Marvel Studios’ Ironheart is a series fraught with paradoxes. It is the final production of MCU Phase Five, yet it feels like an afterthought. The show feels rushed and incomplete, yet the story moves at a glacial pace. The biggest paradox, however, is the title character, who has been faithfully adapted from the comics in every way comic readers hoped she wouldn’t be.

Ironheart opens with Riri Williams (Dominique Thorne) being expelled from MIT. While her professors can ignore her history of setting labs on fire with her prototypes, they won’t ignore her doing her classmates’ homework for a price. She uses this money to finance improvements to her armored suit, a pet project that is all she has to show for four years of college.

Upon returning home to Chicago, Riri is approached by a gang of misfits led by the mysterious Parker (Anthony Ramos). Armed with a cloak he claims is magic, Parker has been targeting the idle rich of Chicago. Riri is ethically ambiguous enough to see no issue with this. However, she quickly discovers that Parker’s promises that she can quit after three jobs are empty. Throw in her accidental creation of an artificial intelligence modeled on her childhood best friend Natalie (Lyric Ross) and her being blackmailed by a black marketer named Joe (Alden Ehrenreich), and Ironheart soon finds herself in over her head.
Ironheart’s Riri Williams is too much like the comics

Strangely enough, Ironheart falls flat because of what Marvel Studios chose to accurately adapt from the comics.

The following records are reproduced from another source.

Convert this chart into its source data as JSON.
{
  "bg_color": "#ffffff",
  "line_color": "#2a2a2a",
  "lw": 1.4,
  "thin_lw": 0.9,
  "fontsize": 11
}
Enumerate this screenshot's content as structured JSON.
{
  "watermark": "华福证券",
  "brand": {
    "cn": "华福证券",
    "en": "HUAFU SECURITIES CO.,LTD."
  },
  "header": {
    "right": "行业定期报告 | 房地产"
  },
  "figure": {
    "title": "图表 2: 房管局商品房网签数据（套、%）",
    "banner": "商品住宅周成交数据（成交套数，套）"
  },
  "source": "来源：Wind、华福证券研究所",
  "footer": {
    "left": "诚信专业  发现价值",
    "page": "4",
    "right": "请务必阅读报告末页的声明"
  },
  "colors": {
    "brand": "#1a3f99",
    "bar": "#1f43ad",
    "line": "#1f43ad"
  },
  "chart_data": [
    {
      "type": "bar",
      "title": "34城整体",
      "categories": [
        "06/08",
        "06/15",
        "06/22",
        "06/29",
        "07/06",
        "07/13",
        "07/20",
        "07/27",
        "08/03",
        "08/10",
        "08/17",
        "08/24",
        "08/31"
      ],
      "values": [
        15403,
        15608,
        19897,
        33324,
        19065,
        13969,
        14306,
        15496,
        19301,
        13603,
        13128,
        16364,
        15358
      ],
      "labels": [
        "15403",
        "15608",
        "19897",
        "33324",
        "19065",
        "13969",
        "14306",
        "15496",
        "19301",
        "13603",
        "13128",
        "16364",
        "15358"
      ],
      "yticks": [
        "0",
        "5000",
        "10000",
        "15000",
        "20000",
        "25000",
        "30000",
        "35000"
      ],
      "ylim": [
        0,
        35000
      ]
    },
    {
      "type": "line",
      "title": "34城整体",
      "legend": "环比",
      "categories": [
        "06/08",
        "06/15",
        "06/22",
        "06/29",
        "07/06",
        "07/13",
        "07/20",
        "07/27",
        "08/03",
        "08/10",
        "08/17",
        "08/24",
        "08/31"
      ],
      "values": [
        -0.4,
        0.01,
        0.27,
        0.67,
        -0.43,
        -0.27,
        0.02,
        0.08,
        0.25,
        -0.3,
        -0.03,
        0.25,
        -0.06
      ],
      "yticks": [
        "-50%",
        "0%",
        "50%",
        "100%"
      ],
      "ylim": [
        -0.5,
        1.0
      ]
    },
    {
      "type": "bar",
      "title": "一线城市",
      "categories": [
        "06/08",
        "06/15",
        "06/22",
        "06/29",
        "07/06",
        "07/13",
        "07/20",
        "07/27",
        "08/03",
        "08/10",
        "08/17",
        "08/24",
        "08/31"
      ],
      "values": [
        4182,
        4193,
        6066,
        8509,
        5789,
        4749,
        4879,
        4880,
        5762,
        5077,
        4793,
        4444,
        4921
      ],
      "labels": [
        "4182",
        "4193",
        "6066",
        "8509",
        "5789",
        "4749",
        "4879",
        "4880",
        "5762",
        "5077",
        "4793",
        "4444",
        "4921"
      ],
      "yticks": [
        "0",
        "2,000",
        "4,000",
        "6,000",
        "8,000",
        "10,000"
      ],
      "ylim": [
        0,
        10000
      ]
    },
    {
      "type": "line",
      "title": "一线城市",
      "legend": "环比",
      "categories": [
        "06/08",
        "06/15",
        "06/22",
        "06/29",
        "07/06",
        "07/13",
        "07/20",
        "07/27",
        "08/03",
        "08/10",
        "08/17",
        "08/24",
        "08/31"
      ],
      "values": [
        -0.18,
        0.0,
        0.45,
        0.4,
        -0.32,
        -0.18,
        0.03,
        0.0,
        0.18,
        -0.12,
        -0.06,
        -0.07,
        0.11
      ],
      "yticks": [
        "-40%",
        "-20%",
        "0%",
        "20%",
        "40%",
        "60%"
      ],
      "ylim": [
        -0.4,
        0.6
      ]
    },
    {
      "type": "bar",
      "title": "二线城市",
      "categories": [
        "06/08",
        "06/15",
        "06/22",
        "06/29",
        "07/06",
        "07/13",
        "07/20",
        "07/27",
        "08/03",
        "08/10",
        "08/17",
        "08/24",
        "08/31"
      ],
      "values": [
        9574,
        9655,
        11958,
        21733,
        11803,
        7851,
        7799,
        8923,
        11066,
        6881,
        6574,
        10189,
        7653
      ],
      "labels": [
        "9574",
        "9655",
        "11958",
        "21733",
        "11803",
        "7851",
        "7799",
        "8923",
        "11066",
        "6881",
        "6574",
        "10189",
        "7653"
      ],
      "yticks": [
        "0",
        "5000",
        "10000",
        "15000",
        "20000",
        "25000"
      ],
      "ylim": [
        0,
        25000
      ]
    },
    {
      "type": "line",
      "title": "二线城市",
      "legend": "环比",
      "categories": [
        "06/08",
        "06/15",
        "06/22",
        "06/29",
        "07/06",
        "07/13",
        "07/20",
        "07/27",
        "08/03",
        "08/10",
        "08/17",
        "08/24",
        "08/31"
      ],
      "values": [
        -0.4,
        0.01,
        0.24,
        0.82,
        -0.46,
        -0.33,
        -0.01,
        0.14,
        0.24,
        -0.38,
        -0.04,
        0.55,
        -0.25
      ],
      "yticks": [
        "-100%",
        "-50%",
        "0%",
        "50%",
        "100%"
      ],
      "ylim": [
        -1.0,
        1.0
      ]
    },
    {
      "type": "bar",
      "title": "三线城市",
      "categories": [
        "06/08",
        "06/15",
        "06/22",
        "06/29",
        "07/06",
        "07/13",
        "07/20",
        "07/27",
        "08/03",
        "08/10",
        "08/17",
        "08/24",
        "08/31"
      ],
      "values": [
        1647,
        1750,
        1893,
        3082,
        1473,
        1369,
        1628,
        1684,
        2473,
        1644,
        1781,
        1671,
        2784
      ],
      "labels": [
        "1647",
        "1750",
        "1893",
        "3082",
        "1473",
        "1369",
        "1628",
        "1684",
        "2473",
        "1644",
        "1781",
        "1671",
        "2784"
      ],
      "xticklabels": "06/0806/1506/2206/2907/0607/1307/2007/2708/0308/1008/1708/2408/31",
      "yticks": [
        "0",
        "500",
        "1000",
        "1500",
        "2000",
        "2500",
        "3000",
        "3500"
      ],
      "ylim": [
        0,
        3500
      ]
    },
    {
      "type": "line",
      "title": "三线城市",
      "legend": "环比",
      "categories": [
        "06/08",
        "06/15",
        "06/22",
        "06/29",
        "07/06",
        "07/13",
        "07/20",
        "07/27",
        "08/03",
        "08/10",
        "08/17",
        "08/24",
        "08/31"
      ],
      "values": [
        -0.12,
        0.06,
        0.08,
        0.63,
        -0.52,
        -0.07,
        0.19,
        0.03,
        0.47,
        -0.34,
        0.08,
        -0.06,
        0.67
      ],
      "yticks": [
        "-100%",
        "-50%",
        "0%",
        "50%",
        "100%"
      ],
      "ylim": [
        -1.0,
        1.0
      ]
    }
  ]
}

Specifically, the abrasive personality of Riri Williams. Popular culture is full of troubled geniuses who are as socially awkward as they are intellectually brilliant. However, these characters are usually given some factor that redeems them, or at least humanizes them. The Riri Williams of the comics didn’t get that in her earliest appearances, and she doesn’t quite get there in these first three episodes. Indeed, one of the grand ironies of the show is that the Natalie AI acts more like a real person than Riri.

The best parts of Ironheart center around Riri trying to make human connections in spite of herself. There is deep irony in that her best relationship is with the AI she’s holding off on deleting because she never came to terms with Natalie’s violent death. The issues and ethics of AI, coupled with Natalie’s existential angst regarding her knowing what she is but still feeling human, make for one of the show’s strongest subplots. Unfortunately, it is also one of the most minor. So is the subplot involving Joe, who develops an odd friendship with Riri despite their blackmailing one another.

Another irony lies in how, for all the exposition this show delivers, there is so much more that goes unexplored. Parker and his gang are incredibly shallow, even by the standards of the heist movies Ironheart imitates. The Hood Parker wears is set up as a mystery to be explored, but virtually nothing more is known by the series’ midpoint. The end result is a story that feels bloated, yet completely underdeveloped at the same time.
Ironheart fails to make Riri a sympathetic antihero

The show’s biggest sin is that, even as an antihero rather than the spiritual heir to Iron Man, Riri is not an engaging protagonist. Her biggest sin is hubris and her inability to consider anything outside of building power armor “because I can.” It is hard to sympathize with her claims that the only thing stopping her from being the next Tony Stark is money. Particularly when she’s able to enhance Joe’s blueprints for various innovations in an afternoon. She could easily make an honest living instead of being the most stupid genius ever, but then we’d have no show. Based on these first three episodes of Ironheart, that may have been for the best.
Grade: 5/10
Ironheart Episodes 1-3 are now streaming on Disney+.